Parafrasando Gioacchino Rossini, nel testo della “riforma Fornero” c’è del buono e c’è del nuovo. Ma non tutto ciò che è nuovo è buono e non tutto ciò che è buono è nuovo. La “novità” che cancella il principio alla base dell’art.18 è un errore che va emendato. Infatti, questa porzione di provvedimento ha davvero poco a che fare con lo spirito riformistico dei professori, tanto da apparire sotto le specie di un agguato politico, preparato con l’obiettivo di inserire un cuneo tra noi e il governo, isolare la CGIL e alimentare le divisioni all’interno dei democratici. Un vecchio schema reintrodotto in maniera surrettizia e che Bersani ha fatto bene a denunciare e fermare con grande determinazione.

Oggi il nostro Paese non ha bisogno di scontri laceranti né di crociate ideologiche né, tantomeno, di usurare oltremisura una coesione sociale già particolarmente provata dalla crisi economica, dalla disoccupazione e da un’ insostenibile precarietà. Di questo hanno avuto sentore gli italiani rispondendo ad un recentissimo sondaggio di Renato Mannhaimer con cui si è registrato il chiaro sintomo di una crescente disaffezione verso il governo in carica. In ogni caso, è il paese reale che ha reagito, con la CISL manifestamente perplessa, con le critiche durissime di altre sigle sindacali e con un diffondersi di manifestazioni e scioperi un po’ dovunque.

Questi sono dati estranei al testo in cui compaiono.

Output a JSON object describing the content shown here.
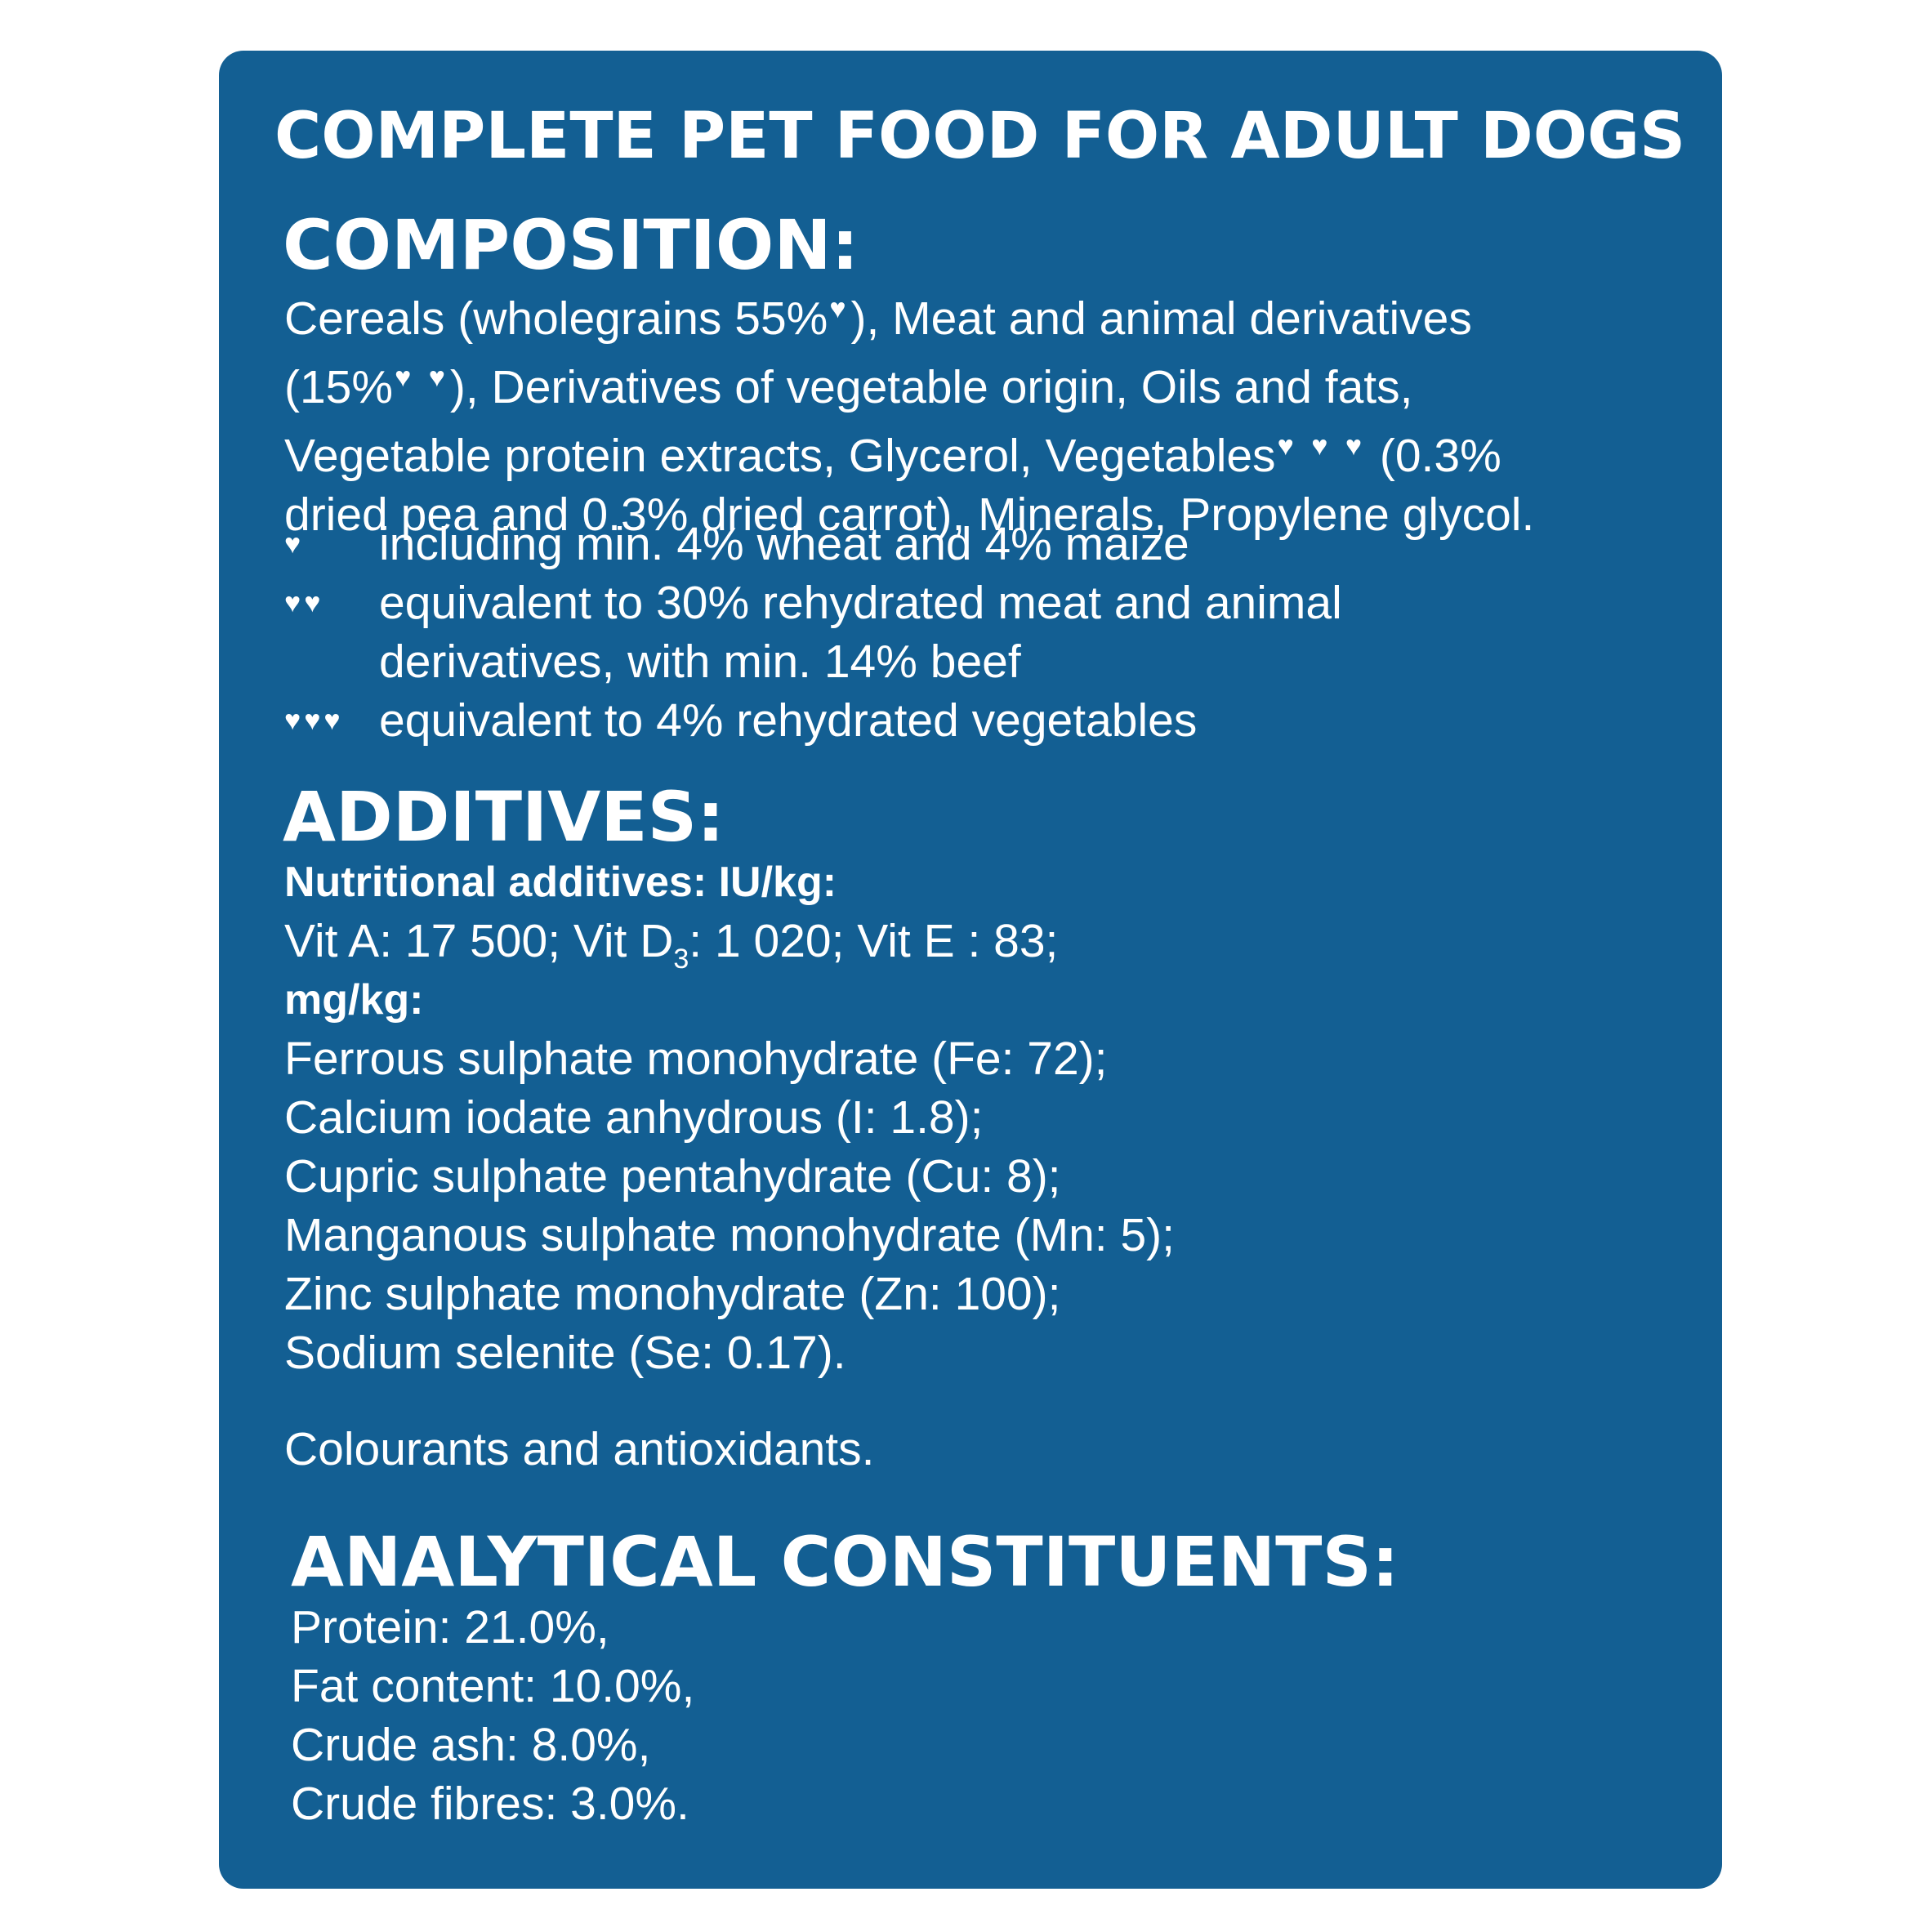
{
  "colors": {
    "panel_background": "#135f93",
    "text": "#ffffff",
    "page_background": "#ffffff"
  },
  "title": "COMPLETE PET FOOD FOR ADULT DOGS",
  "composition": {
    "heading": "COMPOSITION:",
    "lines": [
      {
        "parts": [
          "Cereals (wholegrains 55%",
          "♥",
          "), Meat and animal derivatives"
        ]
      },
      {
        "parts": [
          "(15%",
          "♥ ♥",
          "), Derivatives of vegetable origin, Oils and fats,"
        ]
      },
      {
        "parts": [
          "Vegetable protein extracts, Glycerol, Vegetables",
          "♥ ♥ ♥",
          " (0.3%"
        ]
      },
      {
        "parts": [
          "dried pea and 0.3% dried carrot), Minerals, Propylene glycol.",
          "",
          ""
        ]
      }
    ],
    "footnotes": [
      {
        "marker": "♥",
        "text": "including min. 4% wheat and 4% maize",
        "continuation": ""
      },
      {
        "marker": "♥♥",
        "text": "equivalent to 30% rehydrated meat and animal",
        "continuation": "derivatives, with min. 14% beef"
      },
      {
        "marker": "♥♥♥",
        "text": "equivalent to 4% rehydrated vegetables",
        "continuation": ""
      }
    ]
  },
  "additives": {
    "heading": "ADDITIVES:",
    "nutritional_label": "Nutritional additives: IU/kg:",
    "vitamins": {
      "part1": "Vit A: 17 500; Vit D",
      "subscript": "3",
      "part2": ": 1 020; Vit E : 83;"
    },
    "mgkg_label": "mg/kg:",
    "minerals": [
      "Ferrous sulphate monohydrate (Fe: 72);",
      "Calcium iodate anhydrous (I: 1.8);",
      "Cupric sulphate pentahydrate (Cu: 8);",
      "Manganous sulphate monohydrate (Mn: 5);",
      "Zinc sulphate monohydrate (Zn: 100);",
      "Sodium selenite (Se: 0.17)."
    ],
    "colourants": "Colourants and antioxidants."
  },
  "analytical": {
    "heading": "ANALYTICAL CONSTITUENTS:",
    "items": [
      "Protein: 21.0%,",
      "Fat content: 10.0%,",
      "Crude ash: 8.0%,",
      "Crude fibres: 3.0%."
    ]
  }
}
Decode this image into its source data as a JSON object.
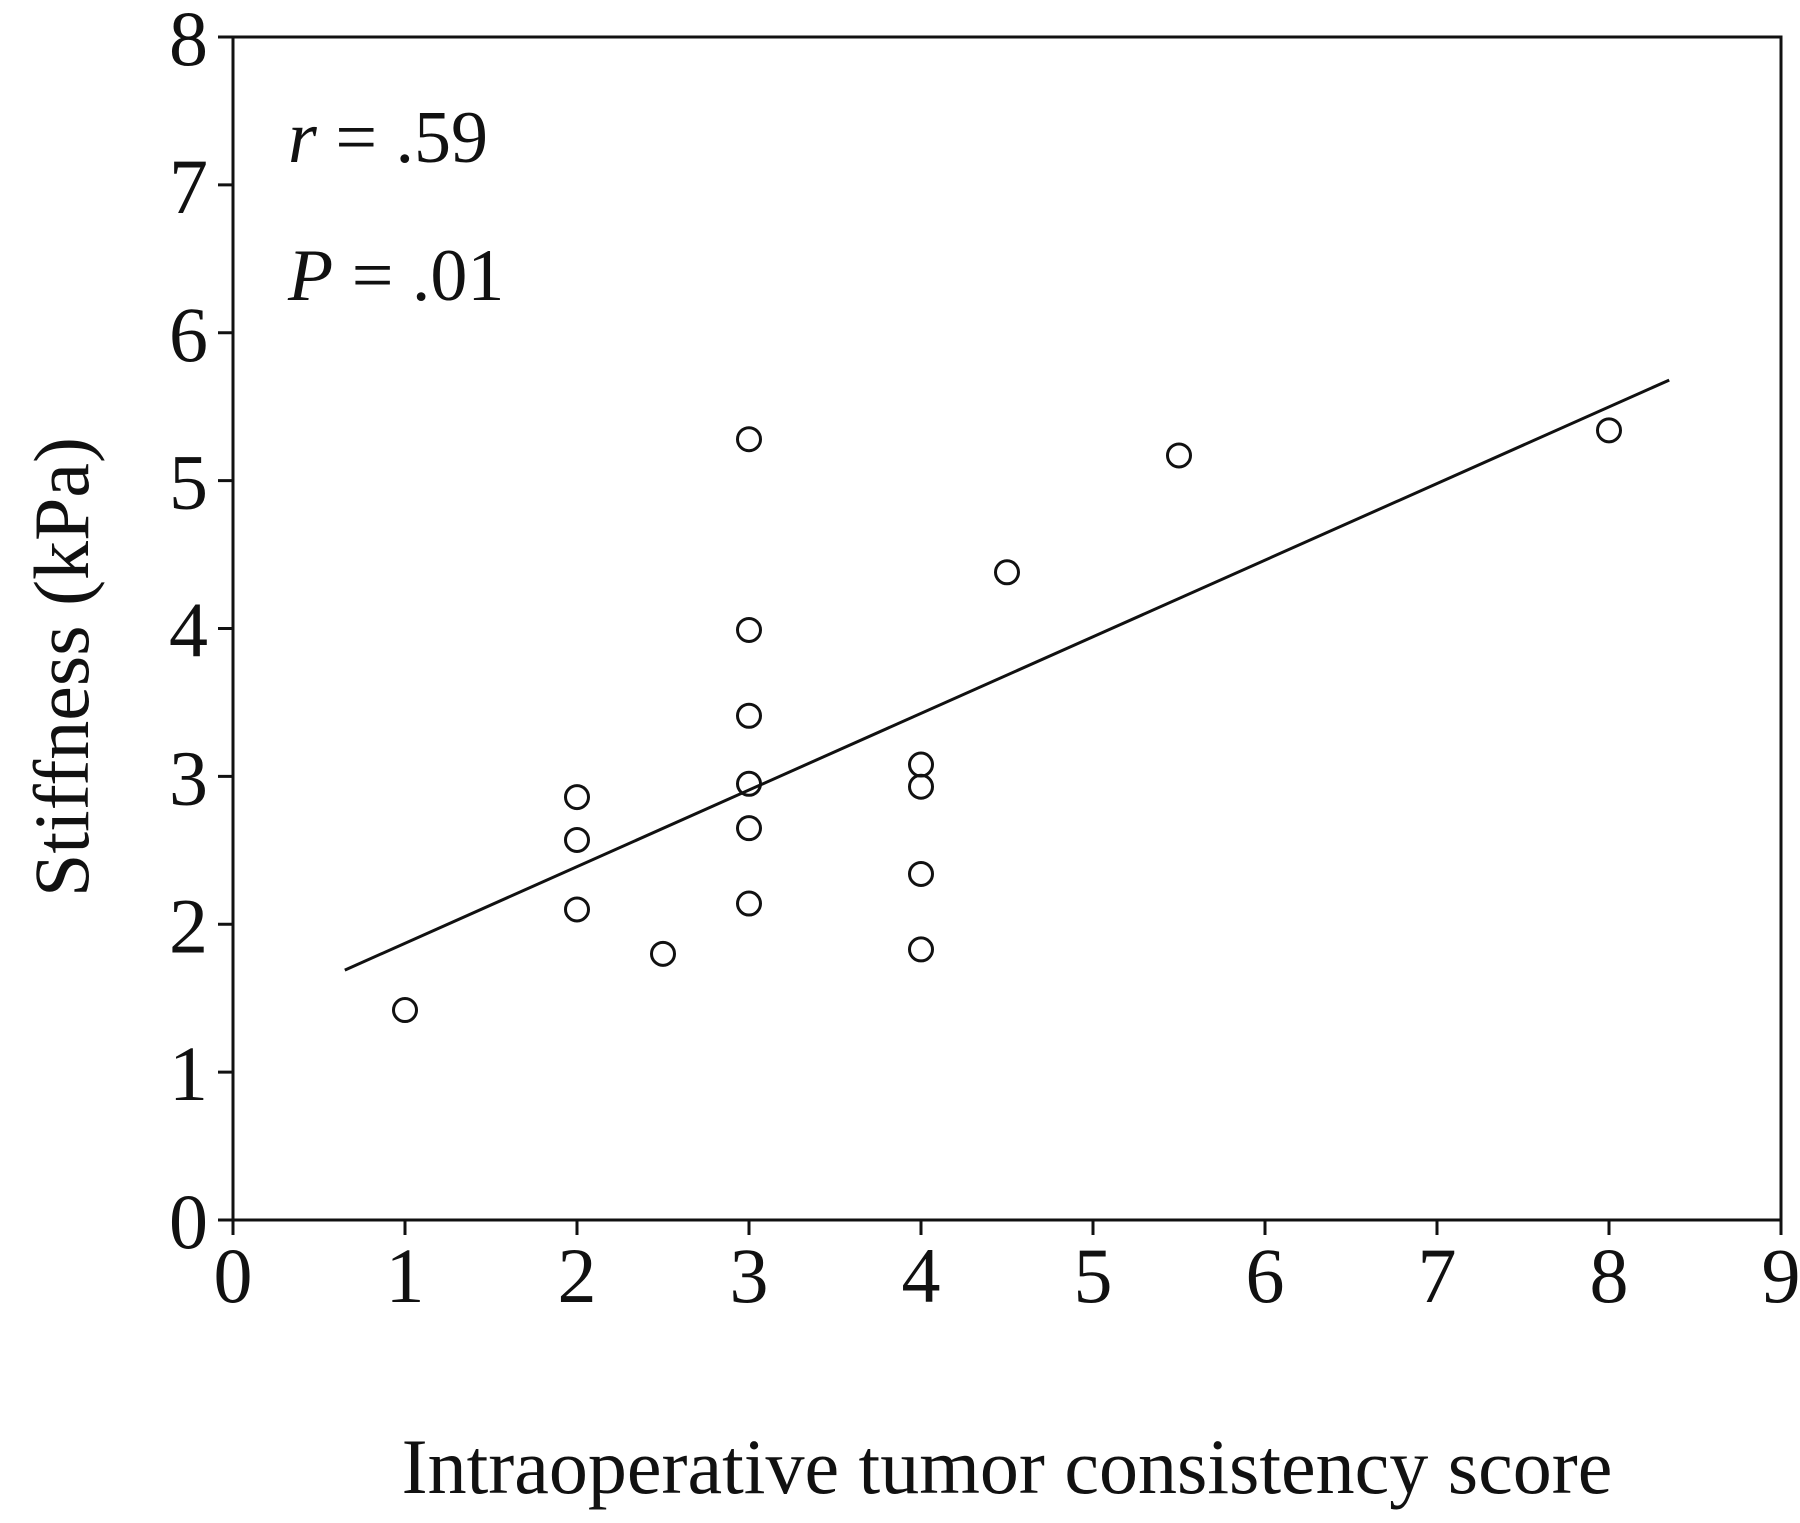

Mario Bravi, segretario della CGIL dell’Umbria, invita i parlamentari umbri a difendere in aula i diritti e il lavoro. A questo invito non intendo sottrarmi e poiché ritengo che il governo sull’art.18 sia incorso in un errore, non avrò difficoltà a sostenere le ragioni che opportunamente spingono alla modifica del provvedimento. Sul punto lo stesso Bersani è stato chiaro sin dall’inizio: il PD non può accettare che nei licenziamenti per motivi economici la monetizzazione sia la via esclusiva. Noi siamo per l’adozione del modello tedesco rispetto al quale neppure l’onnipotenza dei mercati ha avuto nulla da eccepire.

Ci sono tutte le condizioni per cambiare in meglio questa riforma: in Parlamento troveremo il modo per ragionare e discutere con le altre forze politiche, senza con ciò pretendere di issare bandiere e bandierine del PD. Però si tratta di un passaggio fondamentale, che riguarda l’idea di società che abbiamo in testa. Noi abbiamo appoggiato la nascita dell’esecutivo guidato da Monti perché vogliamo tenere assieme un Paese stremato anche dal fallimento del governo precedente che ha scaricato sugli italiani un debito enorme, tasse e costi sociali inauditi.

Altri decreti del governo Monti sono giunti in aula e sono stati approvati con positive e rilevanti modifiche grazie all’impegno del PD. Accadrà anche questa volta.